A more straightforward argument for a direct legitimate interest is where the third party requesting access to the UPC file has filed an EPO opposition against the same patent.

In NJOY v Juul, competitor Nicoventures had filed an EPO opposition against the same patent. The UPC Central Division Paris agreed that this was enough to merit access to the written pleadings and evidence in the ongoing UPC revocation action.

A more recent case Phoenix Contact v ILME was a little more complex. This was an ongoing action for patent infringement. The company Harting Electrical Stiftung requested access to the UPC court file.  They put forward two reasons in support. The first was that they were being sued by the patentee Phoenix Contact in the German national courts using German utility models based on the original European patent application. The second reason was that they were opposing the same European patent at the EPO.

The UPC Local Division Munich specifically said that the first reason was not enough – the German utility models had a different scope of protection to the European patent, and the alleged infringement was different to the UPC infringement case. However, Harting’s involvement in the EPO opposition was enough to give them access to the UPC documents.

What do the numbers say?

We have been digging into the UPC CMS to look at every case where public access to a UPC file has been requested. There are more than 80 of these. As of 4 January 2025, there were 31 outstanding requests that had not yet been decided.  Of the cases that had been decided, slightly more (31) were allowed or allowed in part than refused (22). 

graph 1.

Most of the requests for access have been in the Local/Regional Divisions, which makes sense because these have the most UPC cases. Of the individual UPC Divisions, the CD Paris, LD Munich and RD Nordic-Baltic have seen the highest numbers of requests.

graph 2

The UPC Divisions with the greatest backlog of requests are LD Munich, RD Nordic-Baltic and LD Düsseldorf.  

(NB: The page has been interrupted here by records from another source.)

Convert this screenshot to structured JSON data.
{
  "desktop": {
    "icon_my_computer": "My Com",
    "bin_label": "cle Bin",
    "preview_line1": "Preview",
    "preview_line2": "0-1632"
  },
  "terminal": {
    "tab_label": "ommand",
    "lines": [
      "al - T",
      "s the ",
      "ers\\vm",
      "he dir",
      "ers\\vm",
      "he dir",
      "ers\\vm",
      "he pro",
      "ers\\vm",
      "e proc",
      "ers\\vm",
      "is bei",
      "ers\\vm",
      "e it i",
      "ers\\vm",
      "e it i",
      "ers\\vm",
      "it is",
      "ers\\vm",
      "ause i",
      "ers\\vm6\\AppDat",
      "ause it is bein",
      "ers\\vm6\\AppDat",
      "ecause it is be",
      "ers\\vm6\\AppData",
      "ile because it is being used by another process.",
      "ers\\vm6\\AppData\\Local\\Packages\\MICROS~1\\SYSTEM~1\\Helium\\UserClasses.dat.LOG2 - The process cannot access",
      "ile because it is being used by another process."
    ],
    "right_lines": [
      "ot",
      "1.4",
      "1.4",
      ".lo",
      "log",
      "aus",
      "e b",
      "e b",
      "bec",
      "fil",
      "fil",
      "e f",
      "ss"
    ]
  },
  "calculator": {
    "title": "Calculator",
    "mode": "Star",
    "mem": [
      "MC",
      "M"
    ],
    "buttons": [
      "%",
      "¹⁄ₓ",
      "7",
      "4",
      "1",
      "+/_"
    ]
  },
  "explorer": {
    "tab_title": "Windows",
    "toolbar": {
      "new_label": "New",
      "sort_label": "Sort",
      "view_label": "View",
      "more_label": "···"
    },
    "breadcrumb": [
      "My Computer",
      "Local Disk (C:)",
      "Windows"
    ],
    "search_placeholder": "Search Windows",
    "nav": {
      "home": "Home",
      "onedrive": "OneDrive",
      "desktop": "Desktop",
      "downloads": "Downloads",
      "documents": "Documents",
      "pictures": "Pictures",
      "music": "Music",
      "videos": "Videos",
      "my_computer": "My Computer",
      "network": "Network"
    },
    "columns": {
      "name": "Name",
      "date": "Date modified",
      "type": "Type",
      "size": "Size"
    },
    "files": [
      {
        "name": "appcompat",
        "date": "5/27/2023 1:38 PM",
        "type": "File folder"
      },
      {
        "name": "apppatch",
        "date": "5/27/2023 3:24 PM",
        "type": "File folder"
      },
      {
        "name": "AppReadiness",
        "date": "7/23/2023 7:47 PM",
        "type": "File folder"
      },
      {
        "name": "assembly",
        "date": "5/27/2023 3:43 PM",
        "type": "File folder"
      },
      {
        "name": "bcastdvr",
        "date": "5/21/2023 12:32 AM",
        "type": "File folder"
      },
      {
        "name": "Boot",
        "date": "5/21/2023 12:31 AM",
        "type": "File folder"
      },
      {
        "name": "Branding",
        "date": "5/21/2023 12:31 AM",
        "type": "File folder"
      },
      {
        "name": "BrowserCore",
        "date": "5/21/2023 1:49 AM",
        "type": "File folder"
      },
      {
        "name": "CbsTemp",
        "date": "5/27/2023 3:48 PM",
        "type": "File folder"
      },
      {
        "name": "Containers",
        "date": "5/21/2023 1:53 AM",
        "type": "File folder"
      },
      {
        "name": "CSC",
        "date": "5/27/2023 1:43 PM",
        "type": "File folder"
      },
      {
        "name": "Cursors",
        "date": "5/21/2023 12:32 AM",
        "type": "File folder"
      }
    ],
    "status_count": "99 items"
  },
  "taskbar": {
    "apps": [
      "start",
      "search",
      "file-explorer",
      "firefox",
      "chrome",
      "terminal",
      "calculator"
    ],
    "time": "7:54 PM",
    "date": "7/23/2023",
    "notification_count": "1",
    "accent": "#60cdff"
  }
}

Where a decision has been reached, the amount of time taken appears to depend on the outcome – it seems to be quicker to find a request allowable than to refuse it or to allow it in part. This also seems to tally with the degree of interest (i.e. level of objections) put forward by the parties to the proceedings:

graph 3

As might be expected from the development of the case law, we have seen a shift of the outcomes of cases. Before the CoA Ocado v Autostore decision, there was about a 50:50 split between refusal and allowance of access.  After that decision, a greater proportion of requests have been allowed. This is probably also influenced by UPC representatives guiding their clients as to whether a request is worth filing.

graph 4

Based on the decided cases, the numbers seem to show that you are more likely to have your request for access allowed or allowed in part if you are asking the Central Division rather than a Local/Regional Division:

graph 5

Intuitively, this makes sense, and is partly backed up by comments from the court in NJOY v Juul. The Central Division of the UPC deals mainly with actions for revocation. There is an argument to say that there is a more clear public interest in airing the arguments and evidence for invalidity of a patent compared with the potentially more commercially sensitive information set out in an infringement action.

New lessons learned

With this analysis, we can see that the UPC is a little slow in deciding on requests for access, and slower still where the parties resist. The guidance provided by the Court of Appeal is being deployed, but where proceedings are ongoing, there remains a high bar to show a legitimate interest in seeing the documents. So far, the only reason that has reliably worked is being a party to an EPO opposition against the same patent. Finally, getting access to UPC revocation actions seems easier than for UPC infringement actions.